Hey all!
I was confused about the same at first and found a good discussion about it here: Cell segments vs synapses
What caused the confusion for me was that I did not clearly distinguish the initialization between:
1.) The proximal connections made from the Spatial Pooler to the input space. This are randomly initialized and the pool of potential connections should be equivalent for each mini-column (shared by the cells in each, since they have the same receptive field).
2.) On contrast the the distal connections made from each cell of a mini-column do initially have no potential-connections at all. However as a column bursts as shown in the video, a winning cell is chosen (the one with least segments, on ties we just choose randomly) and then builds up a segment.

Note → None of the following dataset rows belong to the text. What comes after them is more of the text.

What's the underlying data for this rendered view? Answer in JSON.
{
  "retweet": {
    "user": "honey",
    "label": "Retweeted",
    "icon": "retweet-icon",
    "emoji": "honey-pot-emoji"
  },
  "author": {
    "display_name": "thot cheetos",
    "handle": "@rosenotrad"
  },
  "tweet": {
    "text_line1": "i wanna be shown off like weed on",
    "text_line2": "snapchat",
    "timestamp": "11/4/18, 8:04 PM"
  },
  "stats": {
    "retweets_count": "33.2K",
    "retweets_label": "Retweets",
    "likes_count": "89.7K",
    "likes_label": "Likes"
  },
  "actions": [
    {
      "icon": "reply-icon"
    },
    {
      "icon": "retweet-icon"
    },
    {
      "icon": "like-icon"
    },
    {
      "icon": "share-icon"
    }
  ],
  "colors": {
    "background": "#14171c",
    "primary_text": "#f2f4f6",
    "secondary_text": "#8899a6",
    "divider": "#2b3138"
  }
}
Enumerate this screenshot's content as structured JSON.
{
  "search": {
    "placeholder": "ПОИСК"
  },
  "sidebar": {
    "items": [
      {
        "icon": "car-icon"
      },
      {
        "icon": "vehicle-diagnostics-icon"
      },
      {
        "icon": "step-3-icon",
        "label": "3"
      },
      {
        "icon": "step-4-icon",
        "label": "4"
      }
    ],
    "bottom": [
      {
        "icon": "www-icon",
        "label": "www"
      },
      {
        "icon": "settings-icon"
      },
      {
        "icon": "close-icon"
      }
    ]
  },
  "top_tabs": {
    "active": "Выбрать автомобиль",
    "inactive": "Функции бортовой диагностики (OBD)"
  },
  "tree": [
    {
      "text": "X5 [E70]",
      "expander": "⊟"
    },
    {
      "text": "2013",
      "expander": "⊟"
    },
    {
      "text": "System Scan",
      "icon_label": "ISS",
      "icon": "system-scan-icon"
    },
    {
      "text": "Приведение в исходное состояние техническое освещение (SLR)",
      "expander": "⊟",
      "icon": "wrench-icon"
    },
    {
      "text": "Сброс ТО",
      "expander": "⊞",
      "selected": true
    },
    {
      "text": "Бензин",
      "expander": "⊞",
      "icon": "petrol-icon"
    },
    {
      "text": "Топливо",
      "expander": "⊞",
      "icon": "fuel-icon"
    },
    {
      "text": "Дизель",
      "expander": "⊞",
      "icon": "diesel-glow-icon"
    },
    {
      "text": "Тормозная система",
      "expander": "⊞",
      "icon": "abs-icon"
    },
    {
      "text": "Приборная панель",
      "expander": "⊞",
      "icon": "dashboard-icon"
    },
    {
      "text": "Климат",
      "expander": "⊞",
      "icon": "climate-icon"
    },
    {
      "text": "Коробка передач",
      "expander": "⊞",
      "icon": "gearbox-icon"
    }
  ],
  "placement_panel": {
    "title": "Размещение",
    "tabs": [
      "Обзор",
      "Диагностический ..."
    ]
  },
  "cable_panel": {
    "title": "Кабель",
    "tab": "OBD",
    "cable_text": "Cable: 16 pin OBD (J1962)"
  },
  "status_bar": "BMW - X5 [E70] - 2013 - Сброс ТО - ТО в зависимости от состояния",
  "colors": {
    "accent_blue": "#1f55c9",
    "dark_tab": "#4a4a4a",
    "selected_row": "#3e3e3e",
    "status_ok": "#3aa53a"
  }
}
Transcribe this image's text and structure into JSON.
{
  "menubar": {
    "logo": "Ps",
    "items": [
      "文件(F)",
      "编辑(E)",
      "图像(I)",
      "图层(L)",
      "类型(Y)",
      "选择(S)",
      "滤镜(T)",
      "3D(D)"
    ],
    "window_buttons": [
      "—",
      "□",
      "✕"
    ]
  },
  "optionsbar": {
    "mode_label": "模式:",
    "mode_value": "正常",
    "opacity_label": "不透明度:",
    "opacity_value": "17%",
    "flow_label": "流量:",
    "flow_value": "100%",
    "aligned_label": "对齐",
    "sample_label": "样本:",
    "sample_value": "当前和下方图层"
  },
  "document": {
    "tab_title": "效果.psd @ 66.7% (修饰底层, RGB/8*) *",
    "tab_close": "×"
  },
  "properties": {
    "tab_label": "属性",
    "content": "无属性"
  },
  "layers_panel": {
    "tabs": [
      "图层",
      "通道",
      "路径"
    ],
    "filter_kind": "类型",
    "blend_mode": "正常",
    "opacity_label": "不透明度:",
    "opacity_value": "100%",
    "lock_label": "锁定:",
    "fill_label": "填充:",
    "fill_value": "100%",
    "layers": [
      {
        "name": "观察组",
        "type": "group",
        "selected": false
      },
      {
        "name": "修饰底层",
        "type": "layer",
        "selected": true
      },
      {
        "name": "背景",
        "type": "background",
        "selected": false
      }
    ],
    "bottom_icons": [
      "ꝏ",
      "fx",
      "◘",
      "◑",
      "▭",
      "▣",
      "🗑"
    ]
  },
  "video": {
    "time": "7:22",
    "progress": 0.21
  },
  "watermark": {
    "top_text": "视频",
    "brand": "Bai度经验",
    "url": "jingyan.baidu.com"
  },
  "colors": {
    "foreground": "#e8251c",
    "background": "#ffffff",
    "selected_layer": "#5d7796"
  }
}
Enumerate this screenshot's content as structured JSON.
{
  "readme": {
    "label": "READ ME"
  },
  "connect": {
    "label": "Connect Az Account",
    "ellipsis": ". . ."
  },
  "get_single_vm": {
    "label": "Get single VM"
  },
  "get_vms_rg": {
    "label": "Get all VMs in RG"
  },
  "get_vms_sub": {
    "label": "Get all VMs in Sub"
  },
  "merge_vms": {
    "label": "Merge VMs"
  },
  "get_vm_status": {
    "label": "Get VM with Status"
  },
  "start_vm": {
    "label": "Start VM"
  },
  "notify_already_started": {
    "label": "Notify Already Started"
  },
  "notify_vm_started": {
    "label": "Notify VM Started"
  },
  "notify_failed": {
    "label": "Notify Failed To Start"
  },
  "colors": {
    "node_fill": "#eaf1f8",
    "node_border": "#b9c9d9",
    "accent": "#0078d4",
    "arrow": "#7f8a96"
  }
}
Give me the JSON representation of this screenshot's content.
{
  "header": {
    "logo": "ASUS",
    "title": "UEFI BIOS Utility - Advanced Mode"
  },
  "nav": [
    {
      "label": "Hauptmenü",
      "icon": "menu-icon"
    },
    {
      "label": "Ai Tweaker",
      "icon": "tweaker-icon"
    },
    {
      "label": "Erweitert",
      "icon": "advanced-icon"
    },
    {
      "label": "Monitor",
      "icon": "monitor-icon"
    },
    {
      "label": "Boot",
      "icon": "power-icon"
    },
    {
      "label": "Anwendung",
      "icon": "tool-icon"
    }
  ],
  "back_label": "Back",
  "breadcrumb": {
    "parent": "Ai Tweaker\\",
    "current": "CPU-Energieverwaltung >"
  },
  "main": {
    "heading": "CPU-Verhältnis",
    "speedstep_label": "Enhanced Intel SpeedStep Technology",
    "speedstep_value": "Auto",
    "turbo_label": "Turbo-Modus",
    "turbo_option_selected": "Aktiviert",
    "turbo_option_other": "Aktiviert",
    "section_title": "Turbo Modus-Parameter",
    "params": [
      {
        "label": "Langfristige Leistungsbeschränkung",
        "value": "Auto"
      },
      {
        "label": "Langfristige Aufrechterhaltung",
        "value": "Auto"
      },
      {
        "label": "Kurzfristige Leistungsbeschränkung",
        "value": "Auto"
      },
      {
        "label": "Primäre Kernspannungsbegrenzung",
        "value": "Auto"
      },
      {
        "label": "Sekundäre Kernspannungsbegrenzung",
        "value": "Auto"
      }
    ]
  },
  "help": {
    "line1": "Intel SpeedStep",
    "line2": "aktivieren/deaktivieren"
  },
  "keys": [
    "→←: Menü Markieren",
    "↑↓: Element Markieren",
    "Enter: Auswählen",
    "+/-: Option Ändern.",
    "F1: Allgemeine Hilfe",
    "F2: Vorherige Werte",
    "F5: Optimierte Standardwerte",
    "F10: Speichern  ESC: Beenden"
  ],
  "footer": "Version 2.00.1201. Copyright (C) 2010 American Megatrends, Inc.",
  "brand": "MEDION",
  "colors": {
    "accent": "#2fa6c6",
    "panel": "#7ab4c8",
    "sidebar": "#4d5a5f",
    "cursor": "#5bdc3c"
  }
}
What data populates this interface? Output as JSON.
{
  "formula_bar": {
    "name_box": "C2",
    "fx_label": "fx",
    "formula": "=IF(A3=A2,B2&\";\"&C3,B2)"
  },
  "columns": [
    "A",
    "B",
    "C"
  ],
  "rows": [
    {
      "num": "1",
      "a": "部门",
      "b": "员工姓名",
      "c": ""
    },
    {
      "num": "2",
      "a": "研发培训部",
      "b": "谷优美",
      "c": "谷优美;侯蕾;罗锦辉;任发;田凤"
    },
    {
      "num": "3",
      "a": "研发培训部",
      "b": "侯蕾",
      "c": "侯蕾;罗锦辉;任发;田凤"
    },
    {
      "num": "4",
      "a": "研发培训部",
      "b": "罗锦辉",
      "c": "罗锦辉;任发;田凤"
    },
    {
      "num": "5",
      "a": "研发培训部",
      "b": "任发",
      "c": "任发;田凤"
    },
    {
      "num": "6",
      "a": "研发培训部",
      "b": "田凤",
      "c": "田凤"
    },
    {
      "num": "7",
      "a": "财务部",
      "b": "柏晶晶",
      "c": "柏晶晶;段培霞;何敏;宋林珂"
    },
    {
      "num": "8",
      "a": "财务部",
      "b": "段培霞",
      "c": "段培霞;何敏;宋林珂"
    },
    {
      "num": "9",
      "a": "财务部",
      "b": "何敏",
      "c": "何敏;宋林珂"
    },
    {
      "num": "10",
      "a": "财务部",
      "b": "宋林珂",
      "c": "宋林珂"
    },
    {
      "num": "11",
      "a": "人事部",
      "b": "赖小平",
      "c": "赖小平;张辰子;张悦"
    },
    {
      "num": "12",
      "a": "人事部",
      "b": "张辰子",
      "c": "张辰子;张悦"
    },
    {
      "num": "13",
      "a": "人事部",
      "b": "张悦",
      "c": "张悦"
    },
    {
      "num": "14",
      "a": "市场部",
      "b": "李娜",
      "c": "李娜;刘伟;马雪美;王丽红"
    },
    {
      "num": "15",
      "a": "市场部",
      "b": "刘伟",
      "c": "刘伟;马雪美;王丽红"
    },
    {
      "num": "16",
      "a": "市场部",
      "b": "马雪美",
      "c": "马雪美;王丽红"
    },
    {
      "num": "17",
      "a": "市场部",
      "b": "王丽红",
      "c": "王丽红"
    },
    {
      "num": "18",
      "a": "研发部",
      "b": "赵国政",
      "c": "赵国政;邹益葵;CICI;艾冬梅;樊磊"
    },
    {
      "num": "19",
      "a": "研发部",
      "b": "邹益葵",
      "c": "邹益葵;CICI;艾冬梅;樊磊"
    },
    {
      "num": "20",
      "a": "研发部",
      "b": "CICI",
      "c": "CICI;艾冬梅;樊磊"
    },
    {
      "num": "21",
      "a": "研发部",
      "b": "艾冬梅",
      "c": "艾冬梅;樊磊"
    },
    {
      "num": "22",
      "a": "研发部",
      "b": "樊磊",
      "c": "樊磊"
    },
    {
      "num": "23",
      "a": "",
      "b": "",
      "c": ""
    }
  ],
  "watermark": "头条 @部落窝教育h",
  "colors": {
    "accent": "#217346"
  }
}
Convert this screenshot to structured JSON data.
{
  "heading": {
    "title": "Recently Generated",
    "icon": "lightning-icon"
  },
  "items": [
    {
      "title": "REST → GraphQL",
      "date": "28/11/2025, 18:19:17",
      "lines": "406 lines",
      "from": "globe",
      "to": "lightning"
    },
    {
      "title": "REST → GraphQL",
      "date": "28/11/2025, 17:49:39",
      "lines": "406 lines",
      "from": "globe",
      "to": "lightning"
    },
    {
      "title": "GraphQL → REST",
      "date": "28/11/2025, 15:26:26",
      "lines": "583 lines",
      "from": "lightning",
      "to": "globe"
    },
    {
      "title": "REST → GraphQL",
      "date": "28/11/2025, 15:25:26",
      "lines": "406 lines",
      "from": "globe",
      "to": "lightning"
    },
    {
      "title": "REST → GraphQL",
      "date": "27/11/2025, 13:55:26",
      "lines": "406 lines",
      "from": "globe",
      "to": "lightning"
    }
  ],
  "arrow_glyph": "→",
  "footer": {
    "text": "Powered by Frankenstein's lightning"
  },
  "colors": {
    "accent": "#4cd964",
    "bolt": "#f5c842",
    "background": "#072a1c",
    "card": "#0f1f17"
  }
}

The segment is an array of synapses - or in HTM terms an array of potential connections to all cells that were previously active. We can separate between the cases from the video now:
2.1) In the initial step this segment would be created (containing potential connections to all prev. active cells), as none of the cells in the mini-column has a segment containing potential connections to the previous winner cells yet.
2.2) The case can occur that there is already a segment containing potential connections to the prev. winner cells, but the permanence values are not high enough so that sufficient actual synapses are established. I.e.
it stays under the connection threshold to activate that segment. (“Closest to a winner”) In this case this cell with the segment with most connections is automatically the winner. This means we increase the permanence values of potential connections of the segment to active cells, decrease permanence values to inactive ones and add new potential connections to the segment for all active cells that were not yet contained.
After some iterations of inputs the winning cells will have a set of segments, for all different contexts it “won”. Where each segment contains potential connections(possibly being actual connections).
When a connections in a segment is formed there can be enough winning cells that are connected to cross a connection threshold. This “actives the segment” and when a cell has one or more segments activated it becomes polarized -> predictive state, making it the winner cell directly.
I think the initialization might not have been 100% clear in the episode. However, amazing explanations of this - when it comes to the details - quite complicated topic.
PS: We can also initialize a set of segments with random connections and then have the same cases just with a faster learning due to less chance to have a tie and needing to building up all segments. This is the way the paper describes the initialization:
If I got anything wrong please correct me.